Generations traveled, taking twists and turns, detours.
You’d think the worst was years of slavery in Egypt.
Moses had led them to freedom.
They’d grumbled, complained and rebelled.
Even so, the people now stand at the foot of Mt. Sinai.
Desert dirt washed off, dressed in white.
Moses and Aaron only had met God at the top.
At the foot they’ve told the people that God has chosen them to be his people.
The Israelites shall now know how to live God’s way – that of loving as they’ve been loved.
The language is powerful. God states, “You shall.” Not, ‘You will.”
God knows human frailty.
God speaks directly to behavior that destroys the community.
The traveler recites Verses 12-17 in her Bible.
And then reads the paraphrase:
“We shall honor our parents and the parents of our faith, Abraham and Sarah.
The most vulnerable shall receive needed care.
We shall not take another person’s life.
We shall maintain faithful relationships.
We shall not take what is not ours.
We shall not abuse power
We shall not spread lies about others
And we shall not long for the things that belong to others. Honor God in all you think, say and do.”
These commands ordered my journey from a chaotic, unsafe childhood to a Methodist Church, my husband and a good marriage, to seminary and ultimately ordained ministry.
Even so during times of turmoil and confusion and suffering I return to the desert.
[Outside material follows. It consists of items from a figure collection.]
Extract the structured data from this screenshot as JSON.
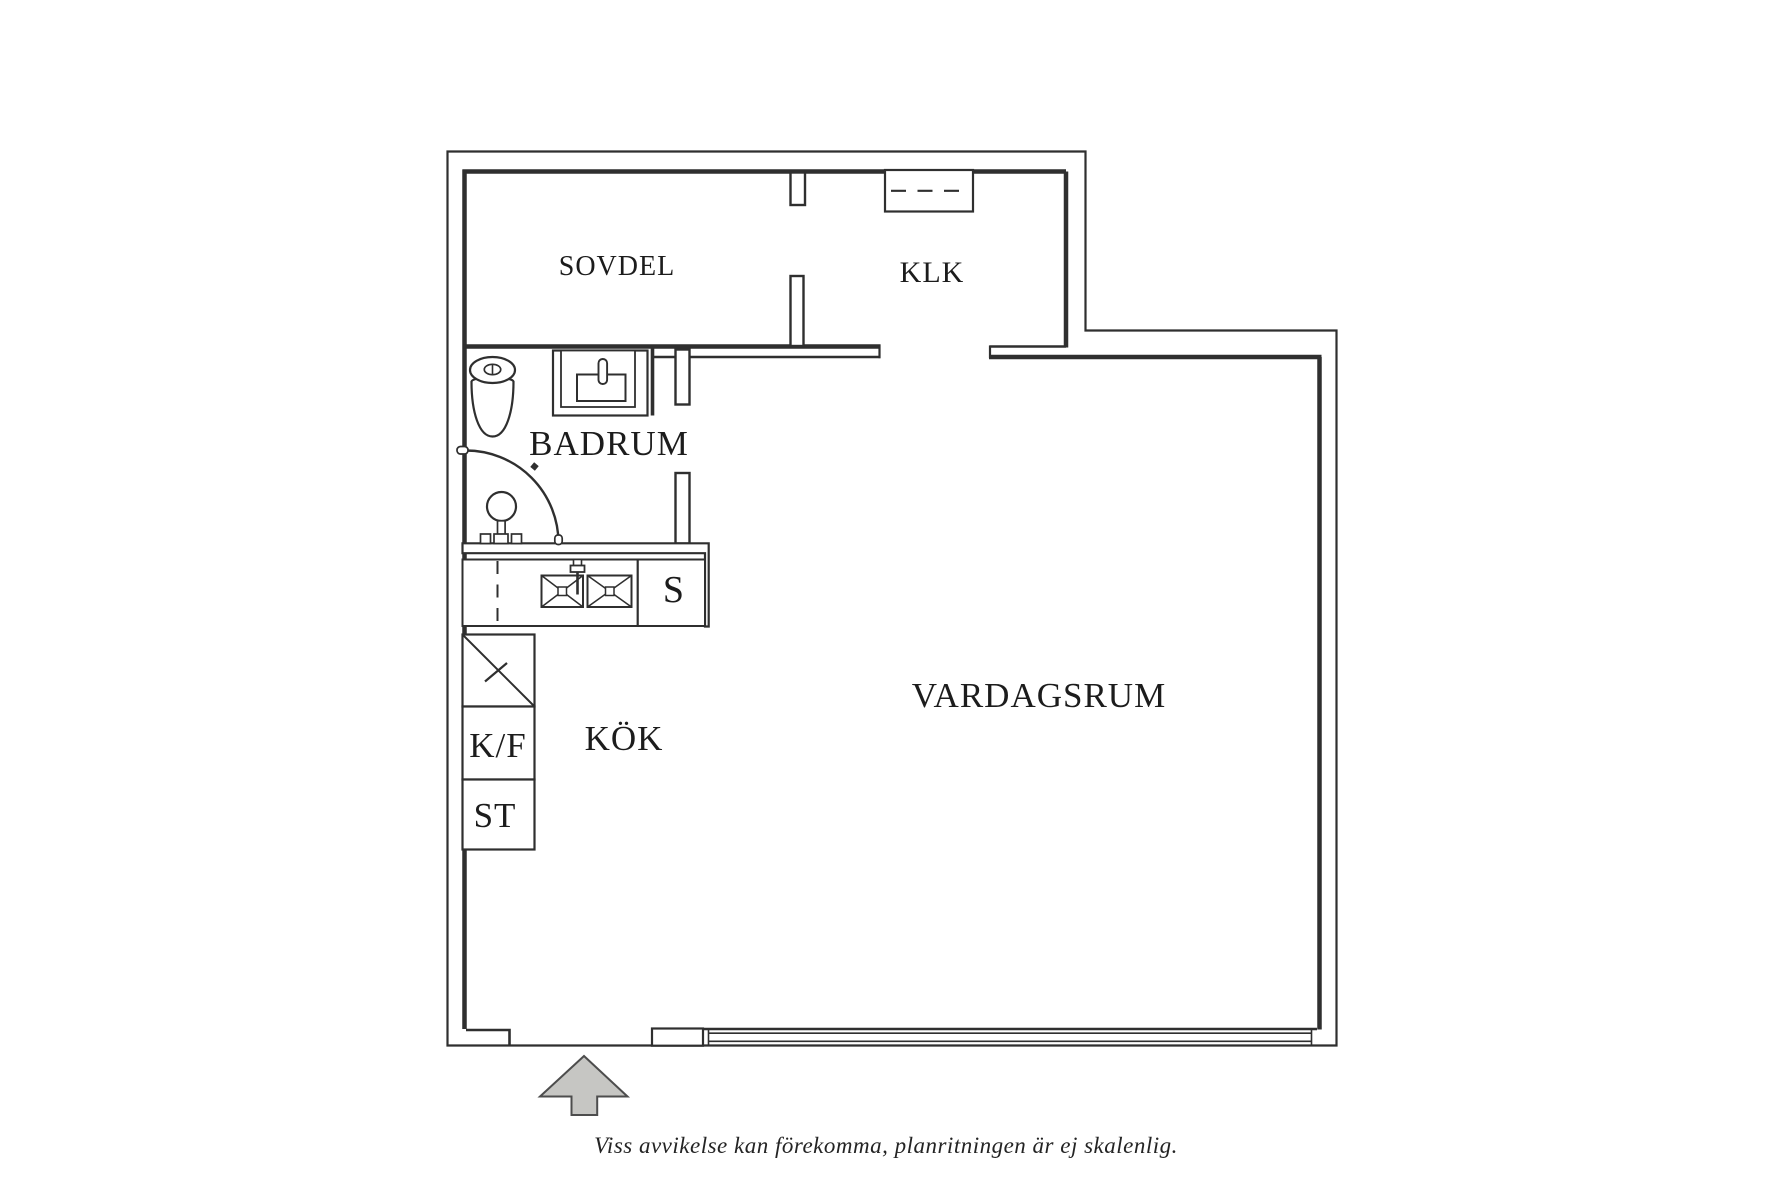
{
  "rooms": {
    "sovdel": "SOVDEL",
    "klk": "KLK",
    "badrum": "BADRUM",
    "kok": "KÖK",
    "vardagsrum": "VARDAGSRUM"
  },
  "cabinets": {
    "kf": "K/F",
    "st": "ST",
    "s": "S"
  },
  "fixtures": {
    "toilet": "toilet-icon",
    "bathroom_sink": "bathroom-sink-icon",
    "shower": "shower-icon",
    "kitchen_sink": "double-kitchen-sink-icon",
    "dishwasher_dashed": "dishwasher-dashed-line",
    "tall_cabinet": "tall-cabinet-diagonal",
    "wardrobe": "wardrobe-dashed-icon",
    "window": "window-band",
    "entrance_arrow": "entrance-arrow-icon"
  },
  "footer": {
    "disclaimer": "Viss avvikelse kan förekomma, planritningen är ej skalenlig."
  },
  "colors": {
    "wall": "#2f2f2f",
    "text": "#1c1c1c",
    "arrow_fill": "#c6c6c3",
    "arrow_stroke": "#4d4d4d",
    "background": "#ffffff"
  }
}
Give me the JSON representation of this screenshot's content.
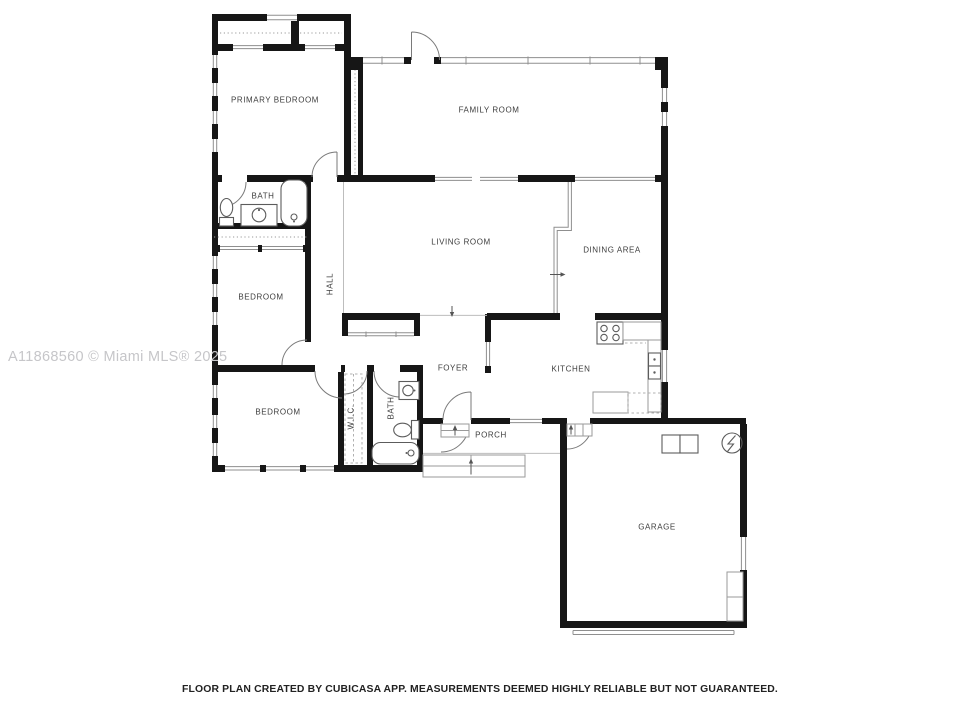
{
  "watermark": "A11868560 © Miami MLS® 2025",
  "disclaimer": "FLOOR PLAN CREATED BY CUBICASA APP. MEASUREMENTS DEEMED HIGHLY RELIABLE BUT NOT GUARANTEED.",
  "rooms": [
    {
      "id": "primary-bedroom",
      "label": "PRIMARY BEDROOM"
    },
    {
      "id": "family-room",
      "label": "FAMILY ROOM"
    },
    {
      "id": "bath-primary",
      "label": "BATH"
    },
    {
      "id": "living-room",
      "label": "LIVING ROOM"
    },
    {
      "id": "dining-area",
      "label": "DINING AREA"
    },
    {
      "id": "bedroom-middle",
      "label": "BEDROOM"
    },
    {
      "id": "hall",
      "label": "HALL"
    },
    {
      "id": "foyer",
      "label": "FOYER"
    },
    {
      "id": "kitchen",
      "label": "KITCHEN"
    },
    {
      "id": "bedroom-bottom",
      "label": "BEDROOM"
    },
    {
      "id": "wic",
      "label": "W.I.C."
    },
    {
      "id": "bath-second",
      "label": "BATH"
    },
    {
      "id": "porch",
      "label": "PORCH"
    },
    {
      "id": "garage",
      "label": "GARAGE"
    }
  ],
  "fixture_names": [
    "closet",
    "toilet",
    "sink-vanity",
    "bathtub",
    "stove",
    "kitchen-sink",
    "kitchen-counter",
    "wardrobe",
    "washer-dryer",
    "electrical-panel",
    "storage-shelf",
    "garage-door",
    "steps",
    "door-swing",
    "window"
  ],
  "colors": {
    "background": "#ffffff",
    "wall": "#161616",
    "thin_line": "#8f8f8f",
    "fixture": "#5c5c5c",
    "label": "#3d3d3d",
    "watermark": "#c6c6c9",
    "disclaimer": "#222222"
  }
}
I want to go back to “easier, less complicated times.”
Then I remember. I have never been alone. My husband and others of the beloved community have carried me through parched, hungry days and sleepless nights.
May my journey honor God as I continue to serve. Amen.
The traveler echoed, “Amen.”
Prayer: O Holy God, I am grateful that you continue to reach out to me when I am lost. I thank you for your beloved community and your commandments which order our days. Thank you for those who held me up when I felt lost. I pray for your world, for the homeless and refugees those lost for reasons I may not know. In everything I say or do, may I honor you. In and Through Your Love. Amen.
- Have you ever wanted to just leave home?
- When have you been in the desert? How did you move through?
- Why does the writer connect Vs.20:12 with Abraham and Sarah?
- In the paraphrase the writer used “We” rather than “You”. Do you agree with that change? Why or Why not?
- What do you think the traveler did next?